"What imports? God is everywhere. Was not our Maimonides—he at whose tomb we worship in Tiberias—himself once a Mussulman? Did he not say that if it be to save our lives naught is forbidden?"
He moved to take her in his arms, but this time it was she that drew back. Her eyes flashed.
"Nay, as a man, I love thee not. Thou art divine or naught; God or Impostor!"
"Melisselda!" She ignored his stricken cry.
"Nay, this ordeal hath endured long enough," she replied sternly. "Confess, I have been proof."
"I am neither God nor Impostor," he said brokenly. "Ah! say not that thou canst not love me as a man. When thou didst first come to bless my life I had not yet declared myself Messiah."
"Who knows what I thought then? A wild girl, crazed by the convent, by the blood shed before my childish eyes, I came to thee full of lawless passions and fantastic dreams. But as I lived with thee, as I saw the beauty of thy thought, thy large compassion, the purity of thy life amid temptations that made me jealous as a woman of Damascus, then I knew thee a God indeed."

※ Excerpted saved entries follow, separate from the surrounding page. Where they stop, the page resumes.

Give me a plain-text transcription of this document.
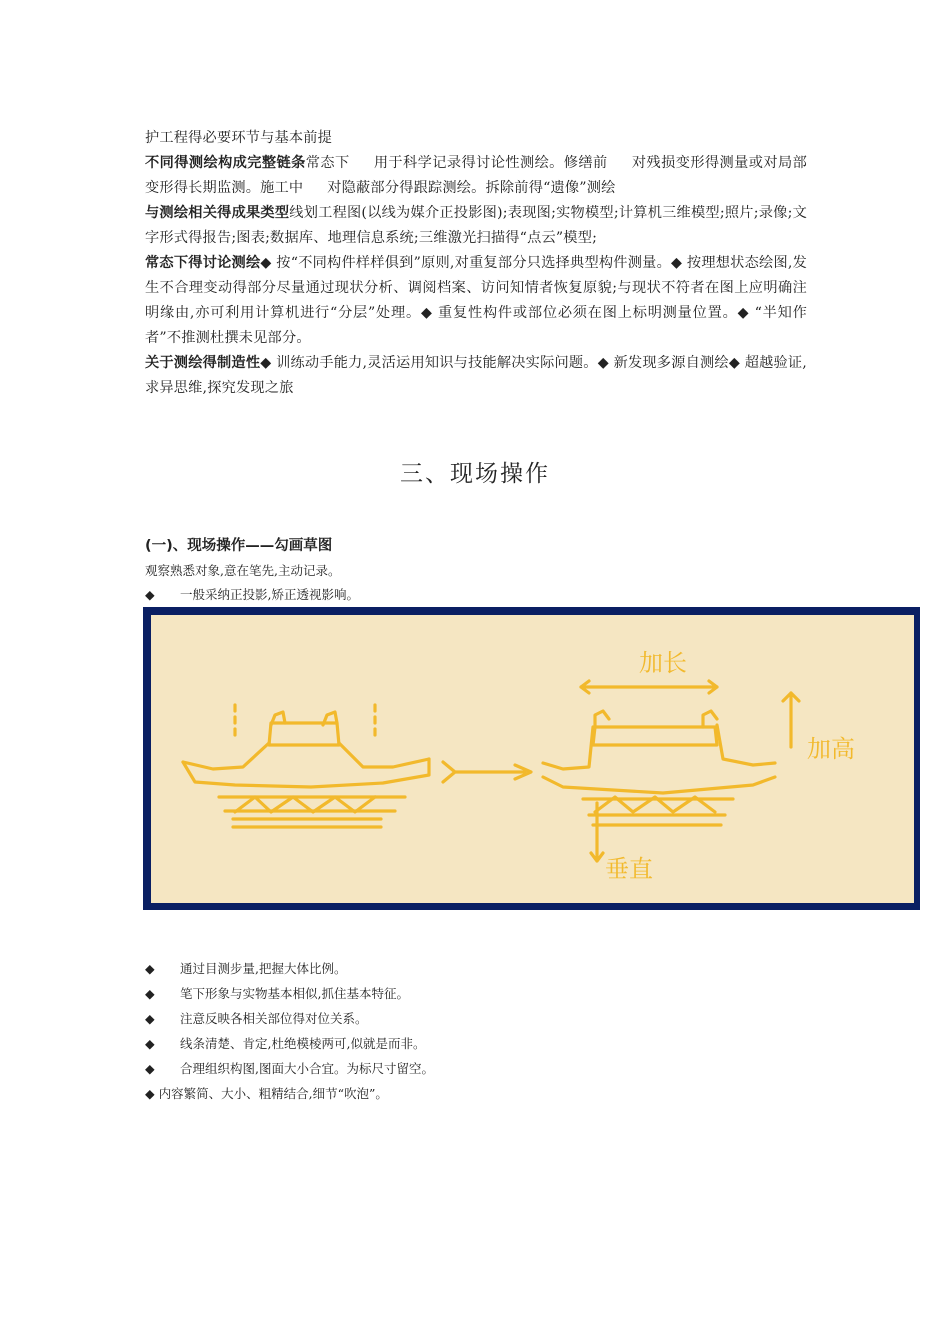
护工程得必要环节与基本前提
不同得测绘构成完整链条常态下 用于科学记录得讨论性测绘。修缮前 对残损变形得测量或对局部变形得长期监测。施工中 对隐蔽部分得跟踪测绘。拆除前得“遗像”测绘
与测绘相关得成果类型线划工程图(以线为媒介正投影图);表现图;实物模型;计算机三维模型;照片;录像;文字形式得报告;图表;数据库、地理信息系统;三维激光扫描得“点云”模型;
常态下得讨论测绘◆ 按“不同构件样样俱到”原则,对重复部分只选择典型构件测量。◆ 按理想状态绘图,发生不合理变动得部分尽量通过现状分析、调阅档案、访问知情者恢复原貌;与现状不符者在图上应明确注明缘由,亦可利用计算机进行“分层”处理。◆ 重复性构件或部位必须在图上标明测量位置。◆ “半知作者”不推测杜撰未见部分。
关于测绘得制造性◆ 训练动手能力,灵活运用知识与技能解决实际问题。◆ 新发现多源自测绘◆ 超越验证,求异思维,探究发现之旅
三、现场操作
(一)、现场操作——勾画草图
观察熟悉对象,意在笔先,主动记录。
◆ 一般采纳正投影,矫正透视影响。
加长
加高
垂直
◆ 通过目测步量,把握大体比例。
◆ 笔下形象与实物基本相似,抓住基本特征。
◆ 注意反映各相关部位得对位关系。
◆ 线条清楚、肯定,杜绝模棱两可,似就是而非。
◆ 合理组织构图,图面大小合宜。为标尺寸留空。
◆ 内容繁简、大小、粗精结合,细节“吹泡”。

"Nay, when I knew thee I knew myself man. But as our followers grew, as faith and fortune trod in my footsteps, my blasphemous dream revived; I believed in thy vision of the Kingdom. When I divided the world I thought myself Messiah indeed. But as I sat on my throne at Abydos, with worshippers from the world's end kissing my feet, a hollow doubt came over me, a sense of dream, and hollow voices echoed ever in my ear, asking, 'Art thou Messiah? Art thou Messiah? Art thou Messiah?' I strove to drown them in the festive song; but in the stillness of the night, when thou wast sleeping at my side, the voices came back, and they cried mockingly, 'Man! Man! Man!' And when Nehemiah came—"
"Man!" interrupted Melisselda impatiently. "Cease to cozen me. Have I not known men? Ay, who more? Their weaknesses, their vanities, their lewdnesses—enough! To-morrow thou shalt assert the God."
He threw himself back on the divan and sighed wearily. "Leave me, Melisselda. Go to thy rest; to-night I must keep vigil alone. Perchance it is my last night on earth."